We conclude that MEOR is potentially a “high risk, high reward” process, depending on whether it can use residual oil as an in situ carbon source for the production of recovery-enhancing chemicals. The reward in this case is that the difficulty and the logistical costs of implementing the process would approach those of implementing a waterflood. The high risk is associated with the many and severe performance constraints that a microbial system would have to satisfy in order to take advantage of an in situ carbon source. The current state of knowledge fails to provide satisfactory evidence that existing systems can meet the constraints identified in this study; thus an ambitious program of research and development would be required to determine MEOR feasibility.

INTRODUCTION

Every oil reservoir, whether mature, recent or yet to be discovered, is a candidate for enhanced oil recovery (EOR). This is because reservoirs still contain significant quantities of oil after conventional primary and secondary recovery operations. Conversion of candidates into projects is a function of economic climate, available technology, and operator priorities.

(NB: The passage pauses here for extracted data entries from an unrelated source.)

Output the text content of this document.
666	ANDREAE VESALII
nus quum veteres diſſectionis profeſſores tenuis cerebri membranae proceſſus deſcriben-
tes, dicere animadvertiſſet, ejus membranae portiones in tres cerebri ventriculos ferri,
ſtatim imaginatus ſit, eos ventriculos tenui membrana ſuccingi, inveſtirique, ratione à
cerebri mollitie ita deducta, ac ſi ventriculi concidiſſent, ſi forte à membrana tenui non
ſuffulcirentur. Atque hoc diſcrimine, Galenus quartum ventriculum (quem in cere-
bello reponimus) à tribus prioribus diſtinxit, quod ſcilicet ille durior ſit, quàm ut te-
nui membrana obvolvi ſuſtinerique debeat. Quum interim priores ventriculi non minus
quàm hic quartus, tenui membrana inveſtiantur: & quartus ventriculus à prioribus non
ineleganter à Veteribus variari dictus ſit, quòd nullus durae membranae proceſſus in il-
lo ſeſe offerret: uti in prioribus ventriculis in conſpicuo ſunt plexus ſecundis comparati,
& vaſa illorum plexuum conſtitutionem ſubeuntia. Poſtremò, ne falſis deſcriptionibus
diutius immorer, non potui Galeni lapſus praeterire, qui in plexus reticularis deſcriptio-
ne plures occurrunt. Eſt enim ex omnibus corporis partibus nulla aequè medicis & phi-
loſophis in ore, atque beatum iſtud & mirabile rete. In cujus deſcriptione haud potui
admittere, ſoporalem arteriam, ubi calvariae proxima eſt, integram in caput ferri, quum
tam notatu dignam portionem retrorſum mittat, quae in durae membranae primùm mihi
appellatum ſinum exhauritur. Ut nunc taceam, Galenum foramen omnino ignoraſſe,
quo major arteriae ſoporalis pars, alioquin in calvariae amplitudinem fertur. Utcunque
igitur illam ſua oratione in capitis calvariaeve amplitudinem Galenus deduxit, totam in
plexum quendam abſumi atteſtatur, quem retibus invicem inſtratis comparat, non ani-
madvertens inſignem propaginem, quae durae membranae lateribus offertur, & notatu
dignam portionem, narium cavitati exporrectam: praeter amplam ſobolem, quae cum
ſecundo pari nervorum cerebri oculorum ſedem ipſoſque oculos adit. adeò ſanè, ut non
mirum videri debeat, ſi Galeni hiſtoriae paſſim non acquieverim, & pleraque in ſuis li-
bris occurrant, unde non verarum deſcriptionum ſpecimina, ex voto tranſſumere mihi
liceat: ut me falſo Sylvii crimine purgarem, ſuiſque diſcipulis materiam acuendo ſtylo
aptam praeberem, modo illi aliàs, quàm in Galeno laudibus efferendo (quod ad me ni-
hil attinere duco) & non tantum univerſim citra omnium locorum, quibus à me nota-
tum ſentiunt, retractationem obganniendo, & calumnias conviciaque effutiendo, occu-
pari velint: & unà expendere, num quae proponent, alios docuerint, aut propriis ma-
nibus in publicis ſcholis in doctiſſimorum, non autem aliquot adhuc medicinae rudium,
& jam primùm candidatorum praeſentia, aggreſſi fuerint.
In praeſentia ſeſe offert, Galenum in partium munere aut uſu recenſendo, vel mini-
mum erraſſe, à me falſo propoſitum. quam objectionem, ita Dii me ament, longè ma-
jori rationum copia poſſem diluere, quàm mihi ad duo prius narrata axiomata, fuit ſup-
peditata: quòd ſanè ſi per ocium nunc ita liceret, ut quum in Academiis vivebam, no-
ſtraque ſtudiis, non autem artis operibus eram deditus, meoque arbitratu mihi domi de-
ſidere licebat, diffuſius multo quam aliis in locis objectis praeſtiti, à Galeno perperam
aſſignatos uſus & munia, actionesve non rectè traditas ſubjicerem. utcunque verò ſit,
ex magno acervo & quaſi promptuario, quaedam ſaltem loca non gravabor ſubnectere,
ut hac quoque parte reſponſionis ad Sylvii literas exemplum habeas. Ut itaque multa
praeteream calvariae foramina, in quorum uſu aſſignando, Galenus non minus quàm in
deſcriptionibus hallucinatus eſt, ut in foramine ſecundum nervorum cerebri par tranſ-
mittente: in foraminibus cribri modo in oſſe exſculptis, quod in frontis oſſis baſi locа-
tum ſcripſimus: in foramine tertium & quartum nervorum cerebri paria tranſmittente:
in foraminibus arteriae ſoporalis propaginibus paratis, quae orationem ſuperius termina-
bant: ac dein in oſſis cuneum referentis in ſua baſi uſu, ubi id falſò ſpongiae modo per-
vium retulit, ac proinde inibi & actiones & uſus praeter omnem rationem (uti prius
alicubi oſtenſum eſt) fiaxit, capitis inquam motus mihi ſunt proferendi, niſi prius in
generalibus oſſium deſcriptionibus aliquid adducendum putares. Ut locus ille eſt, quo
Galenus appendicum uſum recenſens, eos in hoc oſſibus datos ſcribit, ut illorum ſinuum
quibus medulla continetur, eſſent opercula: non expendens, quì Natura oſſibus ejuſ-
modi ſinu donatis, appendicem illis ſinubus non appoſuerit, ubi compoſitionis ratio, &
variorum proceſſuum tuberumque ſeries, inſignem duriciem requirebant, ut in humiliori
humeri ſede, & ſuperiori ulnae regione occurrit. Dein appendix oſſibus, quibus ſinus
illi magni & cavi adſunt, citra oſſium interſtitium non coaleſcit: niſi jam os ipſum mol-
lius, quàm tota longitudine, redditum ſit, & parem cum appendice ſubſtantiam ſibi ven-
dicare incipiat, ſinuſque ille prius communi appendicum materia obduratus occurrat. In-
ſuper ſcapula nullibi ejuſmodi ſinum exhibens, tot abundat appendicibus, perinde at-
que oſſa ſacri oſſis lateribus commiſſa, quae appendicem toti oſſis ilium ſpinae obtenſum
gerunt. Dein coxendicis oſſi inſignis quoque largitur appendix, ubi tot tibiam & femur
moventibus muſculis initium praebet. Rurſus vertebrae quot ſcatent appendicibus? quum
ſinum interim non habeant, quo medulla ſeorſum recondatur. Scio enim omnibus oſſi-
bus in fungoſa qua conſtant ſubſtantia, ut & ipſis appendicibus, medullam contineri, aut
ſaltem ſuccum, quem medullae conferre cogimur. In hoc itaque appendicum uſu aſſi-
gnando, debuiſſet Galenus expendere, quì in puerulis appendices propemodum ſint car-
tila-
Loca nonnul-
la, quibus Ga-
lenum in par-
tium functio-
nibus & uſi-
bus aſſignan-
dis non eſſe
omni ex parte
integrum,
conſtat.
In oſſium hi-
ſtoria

The prevailing low oil price since the mid-1980's has led to a marked shift in focus from EOR to “improved oil recovery” processes based, for example, on well technology (completions, well stimulation, water shut-off, etc.). Nevertheless, interest in developing microbial enhanced oil recovery (MEOR) methods has persisted, largely on account of their perceived potential to provide incremental oil production at low cost. To better assess this potential, we have undertaken a study to examine the fundamental premises of MEOR processes and to assess the current state-of-the-art.

In doing so we have adopted a reservoir engineering perspective, focusing on issues such as scale-up of laboratory results, process design, and field implementation and operation. This approach provides a consistent framework for comparing MEOR with other EOR processes. Many of the discussions of MEOR in the literature have adopted, consciously or unconsciously, a microbial science perspective. An unfortunate consequence is that the applicability or relevance of microbial activity to reservoir engineering design is often obscure. Conversely, explaining success or failure of field applications of microbial technology is often hindered by the absence of specific, quantitative understanding of microbial activity.